Within the tangle of snapped trees and downed wires, Premium’s crews worked with the Guam Power Authority to prioritize restoring electricity to crucial community centers and at-risk individuals including hospitals, schools, elderly homes, and people with medical conditions that require an oxygen supply.
Local counterparts helped Premium navigate Guam as the operation continued. Premium brought new ideas, methods, and practices to the historic restoration effort.

As the effort continued, Premium also partnered with Matson, a shipping company, to ferry hundreds of transformers and poles, as well as miles of badly needed conductors, across the ocean on boats.
From the US, Premium’s staff stayed in communication with officials in Guam, working 24-hours a day to bridge the time difference between them.
On the front lines of the restoration effort, crews met industry rules and regulations while following a guiding principle of insulating and isolating personnel from energized portions of the electric grid. Crews also kept safe in the face of more specific challenges including humidity, heat, and an extremely deteriorated system on Guam.
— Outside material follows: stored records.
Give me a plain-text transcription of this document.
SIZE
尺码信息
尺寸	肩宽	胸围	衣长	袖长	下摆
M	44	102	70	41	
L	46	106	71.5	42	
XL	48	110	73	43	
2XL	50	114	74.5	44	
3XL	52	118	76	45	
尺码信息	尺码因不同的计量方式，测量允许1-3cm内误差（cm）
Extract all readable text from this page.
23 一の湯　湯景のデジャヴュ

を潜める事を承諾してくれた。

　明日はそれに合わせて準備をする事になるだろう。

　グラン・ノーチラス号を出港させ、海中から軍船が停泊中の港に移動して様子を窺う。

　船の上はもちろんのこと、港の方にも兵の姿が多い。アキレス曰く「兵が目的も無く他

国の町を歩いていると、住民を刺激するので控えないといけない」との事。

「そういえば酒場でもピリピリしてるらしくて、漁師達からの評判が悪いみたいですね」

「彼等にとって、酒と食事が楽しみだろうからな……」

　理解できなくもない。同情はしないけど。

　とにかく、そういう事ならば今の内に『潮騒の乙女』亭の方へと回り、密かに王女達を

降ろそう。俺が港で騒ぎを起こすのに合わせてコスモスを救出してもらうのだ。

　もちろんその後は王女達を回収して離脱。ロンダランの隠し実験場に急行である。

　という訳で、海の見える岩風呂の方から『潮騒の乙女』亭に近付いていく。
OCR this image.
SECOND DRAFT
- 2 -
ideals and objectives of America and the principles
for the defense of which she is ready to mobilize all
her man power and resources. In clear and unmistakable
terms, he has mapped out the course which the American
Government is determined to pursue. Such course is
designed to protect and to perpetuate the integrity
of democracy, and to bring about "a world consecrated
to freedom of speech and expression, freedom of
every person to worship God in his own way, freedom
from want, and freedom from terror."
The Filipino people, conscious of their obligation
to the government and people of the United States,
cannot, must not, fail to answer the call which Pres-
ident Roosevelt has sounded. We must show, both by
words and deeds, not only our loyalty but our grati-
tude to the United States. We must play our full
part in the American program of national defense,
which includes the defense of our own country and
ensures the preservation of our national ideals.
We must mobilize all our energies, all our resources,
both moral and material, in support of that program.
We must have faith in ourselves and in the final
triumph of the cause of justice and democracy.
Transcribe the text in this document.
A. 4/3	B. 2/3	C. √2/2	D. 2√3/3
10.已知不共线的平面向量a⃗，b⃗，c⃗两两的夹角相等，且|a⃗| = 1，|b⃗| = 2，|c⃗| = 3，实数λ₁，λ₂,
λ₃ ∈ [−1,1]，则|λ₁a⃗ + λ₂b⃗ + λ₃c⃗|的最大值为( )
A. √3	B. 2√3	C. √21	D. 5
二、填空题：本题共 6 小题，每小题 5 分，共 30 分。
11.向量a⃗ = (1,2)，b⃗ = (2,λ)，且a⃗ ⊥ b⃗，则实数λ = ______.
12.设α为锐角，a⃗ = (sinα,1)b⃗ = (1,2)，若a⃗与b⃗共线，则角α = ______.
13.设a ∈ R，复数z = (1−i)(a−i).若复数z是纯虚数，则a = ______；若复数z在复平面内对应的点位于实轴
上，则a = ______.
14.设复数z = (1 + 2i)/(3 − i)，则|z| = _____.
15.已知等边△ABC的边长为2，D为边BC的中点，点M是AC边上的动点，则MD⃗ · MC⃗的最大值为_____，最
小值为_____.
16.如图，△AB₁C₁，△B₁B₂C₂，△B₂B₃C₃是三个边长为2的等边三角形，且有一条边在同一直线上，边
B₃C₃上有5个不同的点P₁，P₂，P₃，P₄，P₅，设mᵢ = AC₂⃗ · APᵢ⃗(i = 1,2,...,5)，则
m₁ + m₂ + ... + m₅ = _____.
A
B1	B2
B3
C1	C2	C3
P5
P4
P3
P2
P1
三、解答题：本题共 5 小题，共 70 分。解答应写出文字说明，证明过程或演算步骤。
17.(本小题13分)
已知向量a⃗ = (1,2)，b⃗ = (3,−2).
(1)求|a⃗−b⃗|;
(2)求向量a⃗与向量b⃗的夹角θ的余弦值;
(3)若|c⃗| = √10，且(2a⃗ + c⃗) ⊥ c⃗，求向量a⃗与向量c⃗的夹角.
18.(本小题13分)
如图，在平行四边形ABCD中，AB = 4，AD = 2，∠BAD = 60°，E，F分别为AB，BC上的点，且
With more than 160,000 people still living on an island less than 30 miles long and 10 miles wide, Premium’s crews stayed in constant communication with local officials, securing work zones and providing generators to customers with health conditions to keep residents safe.
Once Premium helped get the lights on, and once crews transitioned out of the emergency phase of their response, Premium remained busy, performing daily maintenance and ongoing capital work on Guam’s grid.
Premium marked a milestone in its first major overseas restoration project.

Now more than a year later, Premium Utility Contractor is still helping organize monthly charter flights to bring supplies to Guam. Premium’s crews are also still on the island for storm hardening work.
When Mawar felled Guam’s trees and utility poles alike, Premium swept in to help fix the damage. While rebuilding the grid, Premium added new types of conductors, poles, and material engineered to withstand the storms Guam will face in the future. Premium also used new foam to backfill utility pole holes and better support poles in Guam’s rocky terrain.
With industry experience and global insight, Premium built Guam back stronger.